As a user, I’d be delighted to have Adobe build in class-leading utility color correction to After Effects and Premiere. As a developer, I’ll be thrilled at the challenge of continuing to build great things that you want to use, even as the shortcomings we once shored up seem to disappear. Colorista has always “competed with free,” and I enjoy that spirit of healthy competition. It’s fun for me and great for us users.

So with that complex depiction of my two-hats-that-are-really-one out of the way, here is my advice for Adobe on how to handle their new acquisition.

  • Exporting a Premiere Pro timeline into SpeedGrade is a good and natural start. My guess is that Adobe agrees, based on their recent “partnering” with Automatic Duck.

  • The biggest effort here will be some kind of translation from IRIDAS’s “unique” user experience into a human-usable interface. Seriously. You can’t know how weird this software is until you try it. It makes Color 1.0 look like Delicious Library—although it had been getting better.
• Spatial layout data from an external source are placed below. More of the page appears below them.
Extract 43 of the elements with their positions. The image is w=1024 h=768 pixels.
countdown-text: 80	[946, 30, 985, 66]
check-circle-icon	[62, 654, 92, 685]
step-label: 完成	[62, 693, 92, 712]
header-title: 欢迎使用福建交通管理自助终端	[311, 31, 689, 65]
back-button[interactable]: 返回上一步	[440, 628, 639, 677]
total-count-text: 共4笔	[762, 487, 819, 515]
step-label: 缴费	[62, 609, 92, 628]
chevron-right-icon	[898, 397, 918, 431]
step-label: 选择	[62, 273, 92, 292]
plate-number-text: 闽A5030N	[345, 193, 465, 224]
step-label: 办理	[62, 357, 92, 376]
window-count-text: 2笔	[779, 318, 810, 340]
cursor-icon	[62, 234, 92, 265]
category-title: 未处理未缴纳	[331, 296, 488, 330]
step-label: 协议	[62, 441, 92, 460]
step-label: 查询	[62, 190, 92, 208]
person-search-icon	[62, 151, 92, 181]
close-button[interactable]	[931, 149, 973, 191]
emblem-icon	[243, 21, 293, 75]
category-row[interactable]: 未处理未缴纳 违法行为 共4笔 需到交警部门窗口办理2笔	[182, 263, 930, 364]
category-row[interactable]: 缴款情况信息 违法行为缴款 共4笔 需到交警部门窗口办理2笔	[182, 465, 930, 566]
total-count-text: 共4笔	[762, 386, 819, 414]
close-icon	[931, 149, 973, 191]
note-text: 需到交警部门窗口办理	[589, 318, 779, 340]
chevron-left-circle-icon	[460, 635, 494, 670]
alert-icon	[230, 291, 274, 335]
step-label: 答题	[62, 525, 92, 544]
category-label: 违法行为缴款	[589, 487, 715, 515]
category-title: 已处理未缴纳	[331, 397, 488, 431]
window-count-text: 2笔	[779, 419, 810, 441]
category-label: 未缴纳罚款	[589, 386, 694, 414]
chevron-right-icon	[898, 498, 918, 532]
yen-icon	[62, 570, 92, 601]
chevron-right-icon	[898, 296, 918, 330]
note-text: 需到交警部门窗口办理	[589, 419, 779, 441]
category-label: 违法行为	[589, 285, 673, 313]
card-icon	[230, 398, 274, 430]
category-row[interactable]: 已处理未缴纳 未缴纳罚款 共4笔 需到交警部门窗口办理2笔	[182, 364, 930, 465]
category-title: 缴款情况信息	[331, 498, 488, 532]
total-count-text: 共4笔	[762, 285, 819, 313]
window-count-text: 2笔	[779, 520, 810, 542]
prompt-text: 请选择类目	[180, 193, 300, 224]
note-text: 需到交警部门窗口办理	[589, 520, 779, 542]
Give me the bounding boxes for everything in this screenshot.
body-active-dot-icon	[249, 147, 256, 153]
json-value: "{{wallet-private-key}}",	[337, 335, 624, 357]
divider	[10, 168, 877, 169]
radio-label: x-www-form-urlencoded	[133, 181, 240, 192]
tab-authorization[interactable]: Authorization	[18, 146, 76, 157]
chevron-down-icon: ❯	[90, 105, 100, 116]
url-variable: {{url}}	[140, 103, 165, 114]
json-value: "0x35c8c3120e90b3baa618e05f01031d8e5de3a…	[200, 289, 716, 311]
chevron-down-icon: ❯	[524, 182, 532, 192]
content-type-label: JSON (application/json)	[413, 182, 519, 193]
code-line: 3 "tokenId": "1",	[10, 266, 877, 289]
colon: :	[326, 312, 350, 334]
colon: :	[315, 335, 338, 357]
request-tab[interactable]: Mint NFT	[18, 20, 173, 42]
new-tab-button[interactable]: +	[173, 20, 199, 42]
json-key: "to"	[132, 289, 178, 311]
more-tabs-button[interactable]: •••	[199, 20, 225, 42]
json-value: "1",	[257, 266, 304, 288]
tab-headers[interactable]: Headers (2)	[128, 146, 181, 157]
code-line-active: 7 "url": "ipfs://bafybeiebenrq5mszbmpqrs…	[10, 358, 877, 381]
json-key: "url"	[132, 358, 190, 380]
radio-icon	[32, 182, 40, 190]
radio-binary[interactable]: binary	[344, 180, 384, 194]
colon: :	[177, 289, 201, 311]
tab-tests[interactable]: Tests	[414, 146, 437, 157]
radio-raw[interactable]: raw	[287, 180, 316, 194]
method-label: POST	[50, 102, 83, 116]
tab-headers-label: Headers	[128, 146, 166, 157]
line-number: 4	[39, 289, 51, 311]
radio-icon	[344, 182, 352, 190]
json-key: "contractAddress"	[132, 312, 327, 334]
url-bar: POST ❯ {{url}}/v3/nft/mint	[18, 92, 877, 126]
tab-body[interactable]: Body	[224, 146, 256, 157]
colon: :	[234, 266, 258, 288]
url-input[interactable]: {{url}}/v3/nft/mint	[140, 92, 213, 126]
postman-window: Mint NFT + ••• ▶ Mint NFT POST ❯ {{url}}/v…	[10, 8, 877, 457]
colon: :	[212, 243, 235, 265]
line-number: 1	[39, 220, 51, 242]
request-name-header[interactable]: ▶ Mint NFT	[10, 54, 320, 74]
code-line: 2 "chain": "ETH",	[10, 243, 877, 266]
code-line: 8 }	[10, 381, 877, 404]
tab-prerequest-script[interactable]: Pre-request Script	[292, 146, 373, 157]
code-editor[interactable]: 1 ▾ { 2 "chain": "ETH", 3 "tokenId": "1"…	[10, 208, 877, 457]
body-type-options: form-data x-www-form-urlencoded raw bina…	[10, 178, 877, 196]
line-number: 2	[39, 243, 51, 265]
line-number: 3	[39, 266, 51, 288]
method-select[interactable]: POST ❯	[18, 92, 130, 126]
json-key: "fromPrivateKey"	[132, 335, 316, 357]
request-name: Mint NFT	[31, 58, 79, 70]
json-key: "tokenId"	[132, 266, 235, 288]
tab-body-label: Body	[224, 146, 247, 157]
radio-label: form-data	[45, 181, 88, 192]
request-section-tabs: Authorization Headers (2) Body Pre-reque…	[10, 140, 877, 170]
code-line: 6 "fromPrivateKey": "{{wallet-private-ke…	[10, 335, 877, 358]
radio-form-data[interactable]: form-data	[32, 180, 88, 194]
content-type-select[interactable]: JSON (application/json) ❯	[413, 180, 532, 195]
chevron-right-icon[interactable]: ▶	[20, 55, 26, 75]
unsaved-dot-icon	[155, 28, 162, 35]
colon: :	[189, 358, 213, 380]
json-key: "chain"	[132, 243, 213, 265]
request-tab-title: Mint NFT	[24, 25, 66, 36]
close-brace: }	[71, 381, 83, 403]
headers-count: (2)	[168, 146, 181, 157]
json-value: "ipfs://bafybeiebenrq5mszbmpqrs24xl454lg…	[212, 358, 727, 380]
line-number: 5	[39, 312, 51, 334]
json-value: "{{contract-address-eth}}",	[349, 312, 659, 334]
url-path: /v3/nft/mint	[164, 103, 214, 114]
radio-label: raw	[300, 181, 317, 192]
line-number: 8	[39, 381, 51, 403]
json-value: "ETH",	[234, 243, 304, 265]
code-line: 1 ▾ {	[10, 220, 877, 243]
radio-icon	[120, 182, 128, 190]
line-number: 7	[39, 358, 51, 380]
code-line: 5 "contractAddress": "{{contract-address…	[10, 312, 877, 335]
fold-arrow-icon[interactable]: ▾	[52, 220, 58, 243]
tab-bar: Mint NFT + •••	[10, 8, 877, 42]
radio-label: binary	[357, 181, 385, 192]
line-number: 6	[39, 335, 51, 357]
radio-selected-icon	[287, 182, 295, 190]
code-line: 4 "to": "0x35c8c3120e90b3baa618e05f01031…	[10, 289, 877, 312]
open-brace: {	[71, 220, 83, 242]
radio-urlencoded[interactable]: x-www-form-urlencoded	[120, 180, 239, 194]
  • But moving a project to a dedicated color app is simply not the way of the future for most users. Apple has the right idea by killing Color and making color correction a native property of every clip in a FCP X timeline—even if those new color controls are—how should I say this—a Colorista opportunity.

    This is important, so I’ll say it another way: Apple screwed up by making the FCP X “Color Board” less industry-standard (I mean sure, dream up a better way—but it has to actually be better), but their decision to make color controls part of the settings inherent to any clip in the timeline is spot-on.

  • It’s often desirable to move from a dedicated editing environment to a dedicated finishing app, but (again, for most projects) not to a dedicated color-with-no-other-finishing-capabilities app. So:

  • Encapsulate the SpeedGrade color correction controls into clip properties that make sense in Premiere. This should not be an “effect” any more that we should have to apply an effect to change an audio clip’s volume or stereo panning. In other words, do what Apple did in FCP X.

  • Build a workflow that allows users to begin color work in Premiere with these controls, and then fine-tune it in SpeedGrade. Very much like what Magic Bullet users are doing now with Premiere Pro and After Effects.

  • Make all of the color controls that we like in SpeedGrade work in After Effects as well. Here it’s OK to do this via effects. Give AE an NLE-style timeline and a more realtime disposition where possible. Enable AE to import both Premiere Pro projects with color settings and also SpeedGrade sessions with more advanced color adjustments.

  • Premiere becomes a place where color is ubiquitous and useful.

  • SpeedGrade becomes the place where color alone is done quickly and well.

  • After Effects becomes the place where color is only a part of the complete finishing power.

In short, it’s a three-step process:

  1. Ship it.
  2. Integrate it.
  3. Render it obsolete.

If you do that Adobe, you’ll have created the true home movie making studio for which I’ve always said you already have the ingredients.

In the meantime, I’ll be there to fill the gaps and the non-gaps alike, with filmmaking tools designed out of the day to day needs of a filmmaking nerd.

Speaking of which, Red Giant posted an update to Magic Bullet Suite today (v11.1) that includes bug fixes, Sony Vegas Pro compatibility (!), and Red Giant Link, an updater designed to make sure you don’t miss important updates hidden at the bottom of long-winded blog posts.